Some issues just don’t seem to go away: racism, unemployment, poor health, abuse of every kind, sorrow and injustice and a general lack of get-up-and-go attitude. Somehow, all these issues have some type of reparative or solution in the form of programs, funding, courts, or incarceration complete with laws that are there to remedy or serve some sort of purpose, with, hopefully, a good result.

Take alcohol abuse. This is a worldwide problem, except in countries that prohibit the consumption of alcohol and strictly enforce their no-nonsense rules with hangings, cutting off of hands and limbs and other crude methods of keeping their social laws in place. In our communities, to many, it is a scourge, and to others, it is a blessing in disguise.

Whichever the case, our laws don’t seem to reflect reality in this department. It seems the more we try to enforce our own by-laws, the more they seem to be unenforceable or unpopular. It would make more sense if the drinking were allowed as with the rest of the province and get those who break the other laws, and this would probably filter out the “good and well-behaved imbibers” from the rest of the riffraff.

Racism seems to be another issue that raises its ugly head with intolerance to others who are not of particular family trees, colour, language, religion, location or age. What’s with all that? Isn’t racism more common than once thought? Haven’t old festering sores been cleansed during the 60s, 70s and up to today?
Not so. It seems that whenever we learn more about the world, themore we realize how well off we are in our own communities as compared to other First Nations and peoples around the world. Heck, most racist feelings towards us come not from pity or just plain hatred, but more of jealousy, the worst kind of racism.

I guess that having decent living quarters for families is a given. But families back in the day used to build their own humble homes and late rent payments were never heard of. What happened to the back yard carpenter? The law which is now enforceable through fines and other sanctions demand and require that homes be built by competent tradespeople, so that they can be built according to housing codes.

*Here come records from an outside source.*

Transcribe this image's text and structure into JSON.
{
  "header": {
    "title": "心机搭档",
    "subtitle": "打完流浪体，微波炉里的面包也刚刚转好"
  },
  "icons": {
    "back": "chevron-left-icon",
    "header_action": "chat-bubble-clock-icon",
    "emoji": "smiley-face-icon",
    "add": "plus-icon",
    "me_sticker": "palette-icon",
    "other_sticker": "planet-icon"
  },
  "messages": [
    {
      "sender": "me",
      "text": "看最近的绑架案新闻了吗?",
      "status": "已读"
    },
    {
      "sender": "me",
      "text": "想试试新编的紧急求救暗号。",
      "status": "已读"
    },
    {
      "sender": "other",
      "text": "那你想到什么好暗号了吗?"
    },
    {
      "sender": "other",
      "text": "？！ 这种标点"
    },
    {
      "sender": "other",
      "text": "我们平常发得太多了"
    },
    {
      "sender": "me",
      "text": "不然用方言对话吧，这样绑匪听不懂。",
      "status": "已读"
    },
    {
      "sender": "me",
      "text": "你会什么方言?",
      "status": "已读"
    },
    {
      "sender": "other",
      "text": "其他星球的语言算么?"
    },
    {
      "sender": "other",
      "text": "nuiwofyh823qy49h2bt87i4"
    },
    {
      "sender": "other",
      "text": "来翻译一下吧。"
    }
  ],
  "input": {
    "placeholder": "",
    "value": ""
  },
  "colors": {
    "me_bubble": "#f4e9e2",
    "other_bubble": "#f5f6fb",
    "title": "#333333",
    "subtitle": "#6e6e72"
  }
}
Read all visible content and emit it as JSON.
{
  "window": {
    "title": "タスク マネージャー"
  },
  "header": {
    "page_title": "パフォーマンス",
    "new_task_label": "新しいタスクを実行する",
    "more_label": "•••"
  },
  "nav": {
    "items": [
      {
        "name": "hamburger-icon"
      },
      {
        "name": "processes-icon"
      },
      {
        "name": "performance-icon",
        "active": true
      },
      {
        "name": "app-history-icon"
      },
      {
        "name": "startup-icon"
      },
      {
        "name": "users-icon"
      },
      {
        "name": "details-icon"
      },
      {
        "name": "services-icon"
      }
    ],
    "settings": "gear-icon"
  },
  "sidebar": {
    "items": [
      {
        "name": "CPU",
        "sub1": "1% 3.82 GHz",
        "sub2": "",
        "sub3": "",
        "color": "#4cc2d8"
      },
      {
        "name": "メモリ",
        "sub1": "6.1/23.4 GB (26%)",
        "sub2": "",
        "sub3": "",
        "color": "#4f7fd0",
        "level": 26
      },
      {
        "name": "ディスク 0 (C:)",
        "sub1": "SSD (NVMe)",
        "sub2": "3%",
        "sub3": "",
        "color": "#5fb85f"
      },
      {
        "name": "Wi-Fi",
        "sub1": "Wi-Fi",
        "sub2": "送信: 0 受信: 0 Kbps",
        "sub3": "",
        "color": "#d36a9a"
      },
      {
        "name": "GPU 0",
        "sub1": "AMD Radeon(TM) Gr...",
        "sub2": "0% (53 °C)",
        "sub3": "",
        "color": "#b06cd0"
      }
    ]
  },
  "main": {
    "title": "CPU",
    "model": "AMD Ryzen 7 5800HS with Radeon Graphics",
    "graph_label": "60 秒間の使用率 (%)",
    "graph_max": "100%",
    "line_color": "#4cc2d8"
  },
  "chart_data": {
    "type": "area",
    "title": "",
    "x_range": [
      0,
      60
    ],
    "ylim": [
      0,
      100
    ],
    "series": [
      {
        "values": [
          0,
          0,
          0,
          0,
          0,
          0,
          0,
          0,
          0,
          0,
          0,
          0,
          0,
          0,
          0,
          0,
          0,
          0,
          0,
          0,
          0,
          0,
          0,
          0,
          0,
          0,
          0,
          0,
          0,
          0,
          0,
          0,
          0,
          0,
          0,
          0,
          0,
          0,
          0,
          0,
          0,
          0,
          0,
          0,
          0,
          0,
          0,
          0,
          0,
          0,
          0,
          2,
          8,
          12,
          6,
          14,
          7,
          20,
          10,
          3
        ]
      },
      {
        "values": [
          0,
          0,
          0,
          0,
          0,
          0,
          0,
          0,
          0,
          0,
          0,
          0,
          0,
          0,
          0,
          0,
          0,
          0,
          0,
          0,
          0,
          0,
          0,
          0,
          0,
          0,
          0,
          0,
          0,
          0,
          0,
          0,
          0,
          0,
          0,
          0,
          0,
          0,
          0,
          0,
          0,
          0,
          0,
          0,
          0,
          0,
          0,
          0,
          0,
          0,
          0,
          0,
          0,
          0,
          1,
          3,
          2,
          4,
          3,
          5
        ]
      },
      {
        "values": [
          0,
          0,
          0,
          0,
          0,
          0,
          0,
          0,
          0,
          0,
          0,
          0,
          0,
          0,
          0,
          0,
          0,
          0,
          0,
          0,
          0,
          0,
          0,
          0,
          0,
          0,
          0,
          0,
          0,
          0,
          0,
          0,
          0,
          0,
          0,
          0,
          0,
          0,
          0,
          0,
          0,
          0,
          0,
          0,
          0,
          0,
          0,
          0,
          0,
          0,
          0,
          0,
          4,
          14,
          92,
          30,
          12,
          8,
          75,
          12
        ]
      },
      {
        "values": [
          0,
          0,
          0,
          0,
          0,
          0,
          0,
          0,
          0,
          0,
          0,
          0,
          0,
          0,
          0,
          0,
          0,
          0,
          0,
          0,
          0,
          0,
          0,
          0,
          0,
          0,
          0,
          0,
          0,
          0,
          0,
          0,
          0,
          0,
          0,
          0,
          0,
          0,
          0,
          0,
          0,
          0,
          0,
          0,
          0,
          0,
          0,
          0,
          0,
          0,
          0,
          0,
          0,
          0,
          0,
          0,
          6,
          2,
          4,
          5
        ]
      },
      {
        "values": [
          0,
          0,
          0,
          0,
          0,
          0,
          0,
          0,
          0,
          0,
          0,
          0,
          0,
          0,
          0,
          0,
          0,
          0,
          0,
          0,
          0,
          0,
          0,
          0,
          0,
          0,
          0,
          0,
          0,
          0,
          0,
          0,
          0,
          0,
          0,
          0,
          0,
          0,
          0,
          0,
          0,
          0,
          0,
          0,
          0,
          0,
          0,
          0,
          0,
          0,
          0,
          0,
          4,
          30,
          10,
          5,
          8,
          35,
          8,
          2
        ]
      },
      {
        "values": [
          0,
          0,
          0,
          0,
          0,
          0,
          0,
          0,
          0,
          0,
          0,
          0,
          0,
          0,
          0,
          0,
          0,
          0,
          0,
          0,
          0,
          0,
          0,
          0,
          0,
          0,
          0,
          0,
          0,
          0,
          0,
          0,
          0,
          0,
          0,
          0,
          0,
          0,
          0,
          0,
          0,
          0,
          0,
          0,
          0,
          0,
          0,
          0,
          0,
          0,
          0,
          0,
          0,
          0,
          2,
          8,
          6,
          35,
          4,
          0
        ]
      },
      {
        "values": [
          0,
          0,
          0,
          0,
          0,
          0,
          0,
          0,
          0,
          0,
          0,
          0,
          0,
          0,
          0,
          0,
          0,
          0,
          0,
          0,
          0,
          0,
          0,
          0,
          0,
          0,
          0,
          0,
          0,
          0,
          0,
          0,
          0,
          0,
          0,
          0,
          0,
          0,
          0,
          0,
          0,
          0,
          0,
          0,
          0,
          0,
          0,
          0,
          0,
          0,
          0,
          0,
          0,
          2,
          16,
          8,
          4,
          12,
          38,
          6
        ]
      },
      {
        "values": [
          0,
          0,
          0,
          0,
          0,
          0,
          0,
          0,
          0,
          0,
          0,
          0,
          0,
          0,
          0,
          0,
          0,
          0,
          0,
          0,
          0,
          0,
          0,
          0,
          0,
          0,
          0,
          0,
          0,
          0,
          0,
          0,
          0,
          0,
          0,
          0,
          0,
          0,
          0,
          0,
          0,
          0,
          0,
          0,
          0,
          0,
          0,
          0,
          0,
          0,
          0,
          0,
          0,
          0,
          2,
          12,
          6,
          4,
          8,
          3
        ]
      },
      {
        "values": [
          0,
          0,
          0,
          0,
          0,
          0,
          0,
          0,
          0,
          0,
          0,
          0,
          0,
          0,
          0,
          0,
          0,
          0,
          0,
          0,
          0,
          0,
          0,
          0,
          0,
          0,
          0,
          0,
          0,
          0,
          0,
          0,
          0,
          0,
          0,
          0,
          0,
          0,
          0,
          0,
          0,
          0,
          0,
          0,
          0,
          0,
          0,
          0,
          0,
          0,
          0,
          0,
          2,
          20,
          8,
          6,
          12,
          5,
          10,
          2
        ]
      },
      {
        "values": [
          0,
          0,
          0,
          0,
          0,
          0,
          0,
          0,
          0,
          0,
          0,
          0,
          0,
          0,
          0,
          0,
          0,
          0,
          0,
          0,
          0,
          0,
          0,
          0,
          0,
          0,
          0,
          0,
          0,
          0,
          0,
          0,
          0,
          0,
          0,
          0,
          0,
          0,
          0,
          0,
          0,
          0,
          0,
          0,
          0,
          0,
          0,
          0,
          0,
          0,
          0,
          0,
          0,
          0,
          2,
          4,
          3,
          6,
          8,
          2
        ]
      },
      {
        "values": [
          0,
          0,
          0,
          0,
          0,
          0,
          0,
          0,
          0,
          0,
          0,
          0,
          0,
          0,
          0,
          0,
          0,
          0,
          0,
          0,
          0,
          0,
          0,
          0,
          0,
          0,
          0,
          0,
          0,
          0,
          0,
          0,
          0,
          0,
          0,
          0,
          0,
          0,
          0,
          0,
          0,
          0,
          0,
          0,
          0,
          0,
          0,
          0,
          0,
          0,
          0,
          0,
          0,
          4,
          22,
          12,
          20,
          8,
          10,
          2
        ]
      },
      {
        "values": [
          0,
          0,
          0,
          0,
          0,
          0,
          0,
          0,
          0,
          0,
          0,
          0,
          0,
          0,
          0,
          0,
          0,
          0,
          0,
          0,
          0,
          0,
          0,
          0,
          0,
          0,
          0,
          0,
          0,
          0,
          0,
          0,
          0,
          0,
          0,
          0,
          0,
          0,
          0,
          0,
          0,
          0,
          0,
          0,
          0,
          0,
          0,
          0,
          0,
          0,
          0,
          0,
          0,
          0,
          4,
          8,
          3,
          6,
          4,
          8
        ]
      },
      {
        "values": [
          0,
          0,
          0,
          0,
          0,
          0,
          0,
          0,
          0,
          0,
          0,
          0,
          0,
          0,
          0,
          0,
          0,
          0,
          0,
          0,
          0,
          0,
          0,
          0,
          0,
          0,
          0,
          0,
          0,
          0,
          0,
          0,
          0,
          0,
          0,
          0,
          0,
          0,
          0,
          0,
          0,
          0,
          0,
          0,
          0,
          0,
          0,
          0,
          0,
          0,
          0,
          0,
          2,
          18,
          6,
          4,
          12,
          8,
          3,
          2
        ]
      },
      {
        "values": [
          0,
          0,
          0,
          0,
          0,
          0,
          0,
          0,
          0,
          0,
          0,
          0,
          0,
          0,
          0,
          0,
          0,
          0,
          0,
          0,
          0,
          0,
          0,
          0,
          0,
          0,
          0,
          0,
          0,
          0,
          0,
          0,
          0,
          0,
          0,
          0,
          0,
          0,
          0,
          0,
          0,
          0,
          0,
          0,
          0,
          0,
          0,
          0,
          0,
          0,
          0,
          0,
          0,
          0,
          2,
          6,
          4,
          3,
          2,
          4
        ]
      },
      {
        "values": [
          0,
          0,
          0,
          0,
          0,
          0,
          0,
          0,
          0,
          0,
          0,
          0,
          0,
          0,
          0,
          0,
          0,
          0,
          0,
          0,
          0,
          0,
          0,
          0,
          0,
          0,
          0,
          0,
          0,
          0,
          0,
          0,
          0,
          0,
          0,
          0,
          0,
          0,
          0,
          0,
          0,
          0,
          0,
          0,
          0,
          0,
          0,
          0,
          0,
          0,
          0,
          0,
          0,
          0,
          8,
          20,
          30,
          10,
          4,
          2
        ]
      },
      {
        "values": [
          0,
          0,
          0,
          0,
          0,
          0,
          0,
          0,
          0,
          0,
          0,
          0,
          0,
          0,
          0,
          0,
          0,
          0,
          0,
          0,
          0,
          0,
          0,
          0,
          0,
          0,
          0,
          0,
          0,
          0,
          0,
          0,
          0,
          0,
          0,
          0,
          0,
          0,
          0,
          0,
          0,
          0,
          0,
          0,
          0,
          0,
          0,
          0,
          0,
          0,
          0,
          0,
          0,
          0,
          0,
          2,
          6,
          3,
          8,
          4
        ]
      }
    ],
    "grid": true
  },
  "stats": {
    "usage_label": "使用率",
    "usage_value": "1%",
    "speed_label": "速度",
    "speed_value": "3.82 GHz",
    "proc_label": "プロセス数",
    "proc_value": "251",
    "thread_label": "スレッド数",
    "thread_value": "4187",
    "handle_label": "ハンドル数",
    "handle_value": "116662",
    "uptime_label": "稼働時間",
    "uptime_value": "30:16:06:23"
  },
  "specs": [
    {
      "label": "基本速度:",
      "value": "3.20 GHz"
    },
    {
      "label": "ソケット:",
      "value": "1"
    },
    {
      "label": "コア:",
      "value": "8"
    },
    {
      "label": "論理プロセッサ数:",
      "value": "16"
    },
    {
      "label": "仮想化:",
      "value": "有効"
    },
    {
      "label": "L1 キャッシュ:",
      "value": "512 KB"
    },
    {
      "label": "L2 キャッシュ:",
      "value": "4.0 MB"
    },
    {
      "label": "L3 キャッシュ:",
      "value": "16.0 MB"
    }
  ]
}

The problem, of course, was that back in the old days the laws didn’t take into account asbestos, fiberglass, lead and the sandblasting that are extremely toxic to the average working class Joe-Who-didn’t-know-better. So perhaps housing is better but still lacking in numbers. Care to share a room with everyone else, anymore?
Again, when our own laws are looked at closely, some may be socially archaic, dating back to days when our population was less than 10,000, when drinking always ended up with a spat leading to a fight, when a house had just the family and other families in one room, when racism was limited to just three races, white, Indian and Inuit.

Today, all these issues meld together to an overall blanket of insecurity and misdirected good intentions. I say change some laws to reflect our present needs and outlook of our communities. Change laws, change perspectives.